Toutefois, ce montant serait nettement inférieur aux prélèvements fondés sur la législation précédente du gouvernement de Hugo Chávez, lorsque l’État retenait jusqu’aux trois quarts de la valeur des ventes au moyen de prélèvements et de taxes. Le gouvernement actuel affirme que d’énormes investissements sont nécessaires pour développer le pétrole.
Les critiques à l’encontre de l’accord proviennent de différentes directions. L’économiste vénézuélien et opposant au gouvernement Ricardo Haussmann, de l’Université de Denver, a par exemple critiqué l’approche non transparente et le manque d’approbation parlementaire. Compte tenu de cet accord de grande envergure, les hommes politiques de l’opposition Henrique Capriles et Juan Pablo Guanipa ont appelé à des « élections présidentielles libres ». Le ministre du Pétrole de longue date et patron de PDVSA, Rafael Ramírez, a parlé d’un « pillage » anticonstitutionnel des ressources naturelles vénézuéliennes que Trump a perpétré à l’approche des élections de mi-mandat au Congrès américain en novembre. Des groupes chavistes de gauche plus petits ont manifesté contre l’accord dans le centre de Caracas.

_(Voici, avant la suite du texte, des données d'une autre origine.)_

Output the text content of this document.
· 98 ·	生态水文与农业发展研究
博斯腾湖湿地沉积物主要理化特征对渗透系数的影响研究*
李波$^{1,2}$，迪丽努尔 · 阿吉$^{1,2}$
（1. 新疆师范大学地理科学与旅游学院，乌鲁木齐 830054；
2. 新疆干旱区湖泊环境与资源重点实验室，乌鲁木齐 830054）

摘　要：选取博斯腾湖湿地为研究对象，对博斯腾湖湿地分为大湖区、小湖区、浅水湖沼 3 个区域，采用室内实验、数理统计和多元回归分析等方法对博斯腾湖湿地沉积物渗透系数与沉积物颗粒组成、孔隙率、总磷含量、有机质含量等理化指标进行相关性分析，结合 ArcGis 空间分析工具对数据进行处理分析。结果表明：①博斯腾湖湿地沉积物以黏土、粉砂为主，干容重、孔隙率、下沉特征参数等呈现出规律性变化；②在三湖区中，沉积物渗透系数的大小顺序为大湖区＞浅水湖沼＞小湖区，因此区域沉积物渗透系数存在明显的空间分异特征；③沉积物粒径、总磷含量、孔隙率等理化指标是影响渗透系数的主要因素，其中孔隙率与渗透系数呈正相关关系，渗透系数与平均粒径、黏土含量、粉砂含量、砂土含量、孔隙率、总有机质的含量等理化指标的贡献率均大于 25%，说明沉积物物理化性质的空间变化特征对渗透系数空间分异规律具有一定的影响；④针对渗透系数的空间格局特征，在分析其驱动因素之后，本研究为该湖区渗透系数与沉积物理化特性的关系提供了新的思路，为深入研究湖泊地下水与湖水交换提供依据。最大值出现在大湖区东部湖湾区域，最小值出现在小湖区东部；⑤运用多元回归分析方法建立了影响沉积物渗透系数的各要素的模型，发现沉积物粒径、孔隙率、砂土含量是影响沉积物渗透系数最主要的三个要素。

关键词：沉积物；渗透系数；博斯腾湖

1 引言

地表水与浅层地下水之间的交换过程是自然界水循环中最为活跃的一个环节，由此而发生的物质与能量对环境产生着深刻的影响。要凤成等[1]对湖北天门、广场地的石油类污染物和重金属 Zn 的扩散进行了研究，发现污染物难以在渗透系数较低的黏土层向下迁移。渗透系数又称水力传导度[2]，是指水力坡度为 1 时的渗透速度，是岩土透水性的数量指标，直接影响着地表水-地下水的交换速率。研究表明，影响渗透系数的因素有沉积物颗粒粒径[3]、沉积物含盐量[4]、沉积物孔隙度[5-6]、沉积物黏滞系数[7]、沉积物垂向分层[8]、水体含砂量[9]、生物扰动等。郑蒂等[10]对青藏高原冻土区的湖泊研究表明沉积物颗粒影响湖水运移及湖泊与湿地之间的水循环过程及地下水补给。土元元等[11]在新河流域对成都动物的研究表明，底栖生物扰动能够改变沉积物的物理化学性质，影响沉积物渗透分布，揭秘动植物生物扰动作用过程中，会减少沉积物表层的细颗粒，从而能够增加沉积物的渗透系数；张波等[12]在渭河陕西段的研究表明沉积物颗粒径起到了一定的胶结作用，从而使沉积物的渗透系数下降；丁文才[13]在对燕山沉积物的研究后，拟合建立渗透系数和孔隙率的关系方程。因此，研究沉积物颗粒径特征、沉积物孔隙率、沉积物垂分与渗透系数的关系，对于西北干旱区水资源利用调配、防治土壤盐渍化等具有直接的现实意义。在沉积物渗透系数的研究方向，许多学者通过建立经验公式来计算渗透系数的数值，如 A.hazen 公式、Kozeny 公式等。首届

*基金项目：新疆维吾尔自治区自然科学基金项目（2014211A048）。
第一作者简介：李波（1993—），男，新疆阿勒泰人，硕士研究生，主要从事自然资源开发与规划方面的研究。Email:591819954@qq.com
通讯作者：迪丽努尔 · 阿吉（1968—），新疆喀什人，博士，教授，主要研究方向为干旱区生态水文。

L’accord pétrolier annoncé représente le point culminant d’un rapprochement politique de plusieurs mois entre les États-Unis et le Venezuela. Depuis l’enlèvement du président Nicolás Maduro par les forces américaines, la présidente par intérim Delcy Rodríguez coopère étroitement avec l’administration Trump et, entre autres, a fait réformer les lois sur le pétrole et les mines de manière à favoriser les investissements. Cependant, le gouvernement américain n’a pas encore accordé la priorité aux demandes de l’opposition visant à organiser des élections en temps opportun. À la fin de l’année dernière, Donald Trump a affirmé que les États-Unis avaient droit au pétrole vénézuélien parce qu’ils avaient autrefois bâti l’industrie de ce pays sud-américain. Le Venezuela aurait « pris le pétrole, les terres et les actifs des États-Unis ».